August 12, 2010

Fetal Heart Rate Monitoring

TEST LEADS TO NEEDLESS C-SECTIONS

I came across this article in June.  I read it.  I re-read it.  And re-read it again.  This is what I found most chilling: "No test is perfect. But almost every time we whisked a mother back to the operating room, and I cut through skin, fat, fascia, and finally the muscle of the uterus, expecting a blue, floppy baby, the child I delivered emerged pink, healthy, and a little bit angry."

I have been exceptionally lucky in my (still somewhat new) career as a doula.  Only a handful of times have my client's had "bad strips".  But the last two births I attended caused me to finally write about this.

Client A was planning a home birth with an obstetrician and a midwife.  She labored throughout the night and finally began pushing around 5:30 in the morning.  The midwife, working as the obstetrician's assistant, hand-held a doppler to my client's abdomen every few contractions and occasionally in between contractions.  As the baby progressed through the birth canal, I could hear his heart rate slow.  I was exhausted, having only had three hours of sleep in the previous thirty-six hours and I couldn't remember if we were supposed to listen for six seconds and multiply by ten or ten seconds and multiply by six.  Luckily as the doula, it was not my job and I continued to assist my client with her concentration and pushing.  Regardless, I was hearing a heart-rate at a bit under one hundred beats per minute. 

As the baby began to crown, the doctor instructed my client to reach down and pull out her baby.  He said something like, "Reach down and pull out your baby.  He may be a little floppy, but he'll be okay".  Client A reached down as her son turned, slipped her hands under his little armpits, he opened his eyes and gave out a cry.  He was not yet out past his belly, yet he was most definitely NOT floppy.  He was pink, breathing and crying.  His APGARS were 9 and 10.

22 hours later I was at the hospital, waiting for Client B to deliver her baby.  I wasn't actually with Client B during her delivery.  When I arrived at the hospital, Client B was being rushed off to the OR.  She had arrived at the hospital at 8-9 cm dilated, but the baby's heart rate was very low.  He was having huge decelerations during contractions.  In between contractions, which were coming every couple of minutes, his heart rate would recover somewhat, but never above 110 beats per minute.  During contractions it would plummet to around 60 beats per minute.  My client's doctor rushed her off to the OR with the intent of trying a vaginal delivery, but told her an emergency cesarean may be necessary.
Luckily, Client B was able to deliver vaginally.  Out came a pink, breathing baby that cried just a few seconds after being born.  Client B, her husband and new son joined me back in the labor and delivery room less than 20 minutes after the birth.

All of this caused me to wonder... I could HEAR these babies heart rates myself.  They WERE low.  No one was making it up, no one was misinterpreting the low heart rates.  But BOTH of these little boys were born perfectly healthy.  Neither one needed to be resuscitated, neither one was floppy, neither one was blue.  So what do low heart rates mean?

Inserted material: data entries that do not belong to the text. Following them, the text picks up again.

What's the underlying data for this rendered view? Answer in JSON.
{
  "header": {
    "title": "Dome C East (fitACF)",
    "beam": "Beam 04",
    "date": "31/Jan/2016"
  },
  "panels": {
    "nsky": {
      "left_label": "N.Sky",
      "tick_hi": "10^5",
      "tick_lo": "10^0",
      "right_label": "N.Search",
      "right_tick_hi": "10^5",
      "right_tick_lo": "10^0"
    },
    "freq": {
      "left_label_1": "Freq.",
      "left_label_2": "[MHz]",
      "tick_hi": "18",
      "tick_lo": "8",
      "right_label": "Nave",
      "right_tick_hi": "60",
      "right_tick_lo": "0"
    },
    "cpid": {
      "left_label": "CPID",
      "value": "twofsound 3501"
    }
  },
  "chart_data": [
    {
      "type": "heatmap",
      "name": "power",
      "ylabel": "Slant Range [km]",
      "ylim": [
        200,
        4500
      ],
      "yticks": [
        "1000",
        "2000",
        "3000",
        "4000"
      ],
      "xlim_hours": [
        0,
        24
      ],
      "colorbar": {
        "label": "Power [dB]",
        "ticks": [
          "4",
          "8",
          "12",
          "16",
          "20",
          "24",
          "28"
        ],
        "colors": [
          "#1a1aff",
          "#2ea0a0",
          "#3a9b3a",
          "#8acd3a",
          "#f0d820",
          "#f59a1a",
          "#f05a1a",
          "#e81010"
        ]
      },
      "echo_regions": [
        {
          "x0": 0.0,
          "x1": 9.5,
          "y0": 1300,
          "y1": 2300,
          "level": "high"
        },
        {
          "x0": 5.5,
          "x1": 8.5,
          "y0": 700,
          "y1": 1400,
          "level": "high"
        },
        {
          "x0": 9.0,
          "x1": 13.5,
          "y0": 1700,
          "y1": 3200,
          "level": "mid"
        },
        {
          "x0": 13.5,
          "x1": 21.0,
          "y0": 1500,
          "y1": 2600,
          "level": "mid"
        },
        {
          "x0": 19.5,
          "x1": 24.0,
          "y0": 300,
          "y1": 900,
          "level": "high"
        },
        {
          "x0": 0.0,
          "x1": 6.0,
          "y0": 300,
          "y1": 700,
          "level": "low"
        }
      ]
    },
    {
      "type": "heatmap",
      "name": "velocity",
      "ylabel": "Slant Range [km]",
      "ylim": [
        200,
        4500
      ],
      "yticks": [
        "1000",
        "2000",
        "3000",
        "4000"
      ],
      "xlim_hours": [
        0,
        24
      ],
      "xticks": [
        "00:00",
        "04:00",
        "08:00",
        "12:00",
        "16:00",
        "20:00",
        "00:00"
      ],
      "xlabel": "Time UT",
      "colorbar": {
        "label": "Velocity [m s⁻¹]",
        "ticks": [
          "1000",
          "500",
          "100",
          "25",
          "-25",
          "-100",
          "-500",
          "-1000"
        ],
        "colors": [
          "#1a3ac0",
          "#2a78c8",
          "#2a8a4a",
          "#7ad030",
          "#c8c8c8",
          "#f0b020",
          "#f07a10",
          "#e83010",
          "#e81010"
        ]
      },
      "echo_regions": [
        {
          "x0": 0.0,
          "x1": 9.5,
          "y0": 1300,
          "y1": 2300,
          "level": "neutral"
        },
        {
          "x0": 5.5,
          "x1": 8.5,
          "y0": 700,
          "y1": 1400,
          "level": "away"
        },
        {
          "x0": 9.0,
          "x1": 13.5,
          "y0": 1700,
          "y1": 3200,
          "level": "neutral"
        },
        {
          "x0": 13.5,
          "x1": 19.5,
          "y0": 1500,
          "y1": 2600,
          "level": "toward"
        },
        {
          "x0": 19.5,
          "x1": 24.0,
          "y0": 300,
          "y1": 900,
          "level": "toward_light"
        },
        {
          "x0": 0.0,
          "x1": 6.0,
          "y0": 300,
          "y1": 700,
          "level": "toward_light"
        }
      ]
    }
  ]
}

The American Academy of Family Physicians says, "The major risk associated with electronic fetal heart rate monitoring is a false-positive test that may result in unnecessary surgical intervention."
They also say, "The most important risk of EFM is its tendency to produce false-positive results. Unfortunately, precise information about the frequency of false-positive results is lacking, and this lack is due in large part to the absence of accepted definitions of fetal distress."
The American Congress of Obstetricians and Gynecologists says, "Although EFM is the most common obstetric procedure today, unfortunately it hasn't reduced perinatal mortality or the risk of cerebral palsy. In fact, the rate of cerebral palsy has essentially remained the same since World War II despite fetal monitoring and all of our advancements in treatments and interventions."
They also say, "The false-positive rate of EFM for predicting cerebral palsy is greater than 99%. This means that out of 1,000 fetuses with nonreassuring readings, only one or two will actually develop cerebral palsy."
WHAT????!!!  We're subjecting laboring women to a test with a 99% false positive rate that may result in unnecessary surgical intervention?
What exactly does false positive mean?  Merriam-Webster: : relating to or being an individual or a test result that is erroneously classified in a positive category (as of diagnosis) because of imperfect testing methods or procedures (emphasis mine).
It seems to me that in spite of all of the fancy medical technology, we may not know what a healthy heart rate for a baby is.  Could it be that we really don't know how long a baby can sustain a low heart rate?  Is it possible that what is dangerous for one baby may be perfectly healthy for another?  Is it possible that the machines we rely on to monitor our babies need to be calibrated?  I don't have the answers... but I know what I've seen and I know what isn't working.